Está todavía
reciente (El País, 14 de marzo, pg.
48) que el 86% de los aspirantes en Madrid a una plaza de magisterio, en
noviembre de 2011, no pasó un test previo de conocimientos similares a los
exigibles a alumnos de 2º de ESO; proporción que, en algunas cuestiones
ascendía al 93%. Quienes filtraron esta información a la prensa, ven en ello
motivo sobrado para modificar las condiciones que regían el acceso de los
“interinos” a la función docente. No consta, sin embargo, que se hayan
planteado depurar responsabilidades de
cuantos pudieran haber hecho dejación de funciones por desatender las
exigencias actuales de esta profesión y, por ende, las de una formación
adecuada en los años pasados.
Es obvio que
lo que menos contribuye a mejorar nuestro sistema educativo es la constante
agresión a maestros y profesores por parte de algunos responsables políticos y
de voceros interesados en difamarlos; una actitud desmesurada y creciente en
los dos últimos años, paralela a la conflictividad que han generado,
especialmente en Comunidades pioneras en recortar la labor compensatoria e
igualitaria de las diversidades de alumnos. ¿No ven que, también en paralelo a
esta filtración, unos días antes del mes de febrero el CIS elevaba el aprecio
por los enseñantes hasta el segundo puesto de su estima? ¿O es tal vez por esto
que los más serviles quieren rebajarlos hasta hundirlos, por debajo de la
desconfianza que los ciudadanos tiene de ellos?
La deslealtad,
falta de ética y profesionalidad que transpira el uso oportunista e indiscreto
de la aludida noticia, no debiera inducir a ver en los candidatos a la docencia
–y a los docentes en general- como una panda de vagos e ignorantes poco
inteligente –como se empeñan en propalar los contrarios a la escuela pública-.

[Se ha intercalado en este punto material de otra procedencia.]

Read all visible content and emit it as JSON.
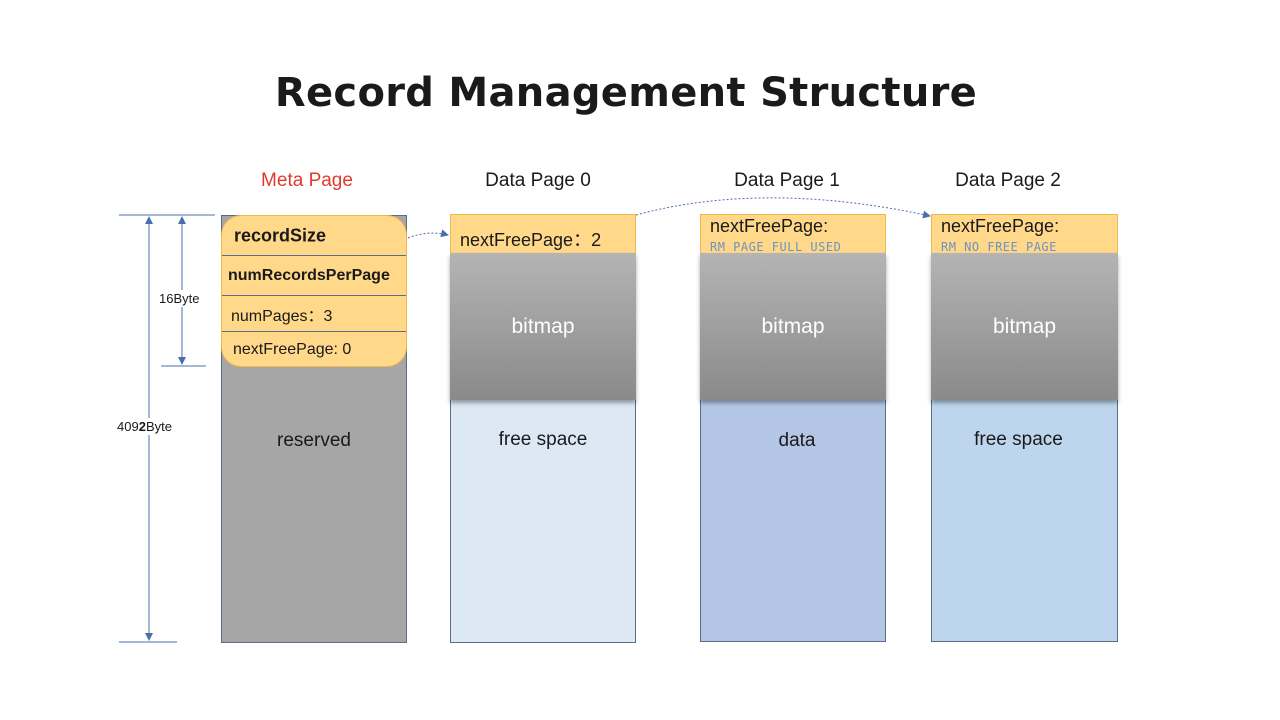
{
  "title": "Record Management Structure",
  "pages": {
    "meta": {
      "label": "Meta Page",
      "region": "reserved"
    },
    "data0": {
      "label": "Data Page 0",
      "next_free_page": "nextFreePage：2",
      "bitmap": "bitmap",
      "region": "free space"
    },
    "data1": {
      "label": "Data Page 1",
      "next_free_page": "nextFreePage:",
      "next_free_value": "RM_PAGE_FULL_USED",
      "bitmap": "bitmap",
      "region": "data"
    },
    "data2": {
      "label": "Data Page 2",
      "next_free_page": "nextFreePage:",
      "next_free_value": "RM_NO_FREE_PAGE",
      "bitmap": "bitmap",
      "region": "free space"
    }
  },
  "meta_header": {
    "record_size": "recordSize",
    "num_records_per_page": "numRecordsPerPage",
    "num_pages": "numPages：3",
    "next_free_page": "nextFreePage: 0"
  },
  "dimensions": {
    "header_size": "16Byte",
    "page_size_prefix": "409",
    "page_size_bold": "2",
    "page_size_suffix": "Byte"
  },
  "colors": {
    "meta_label": "#e03a2f",
    "header_fill": "#ffd88a",
    "meta_body": "#a6a6a6",
    "free_space": "#dde8f5",
    "data_region": "#b3c6e6",
    "free_space_2": "#bdd6ee",
    "arrow": "#4a6fa8"
  }
}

Debiera potenciar, en cambio, un análisis detenido del fenómeno destapado, nada
exclusivo, por otra parte, de este colectivo profesional y, según puede deducirse
de muchos análisis, más extendido de lo que debiera en nuestros hábitos
culturales. ¿Qué sorpresas nos depararía la aplicación de un test similar a
muchos otros colectivos, incluido el de los propios políticos que se rasgan las
vestiduras, la inmensa mayoría de los cuales nunca se han sometido a una
oposición y cuya modalidad de acceso al cargo ha sido la mera cooptación
partidista, amical en la mayoría de los casos? ¿Qué nivel lector o de escritura
tienen quienes tanto sonríen ante los fallos de estos opositores...?
Cuantos, por
otra parte, consideran que se trata de una fehaciente demostración de que
“antes” se sabía más y se estudiaba mejor, debieran precisar con más exactitud
qué signifique ese “antes”. Lo que dice nuestra historia educativa es que no es
admisible una mirada de superioridad complaciente hacia un “antes paradisíaco”.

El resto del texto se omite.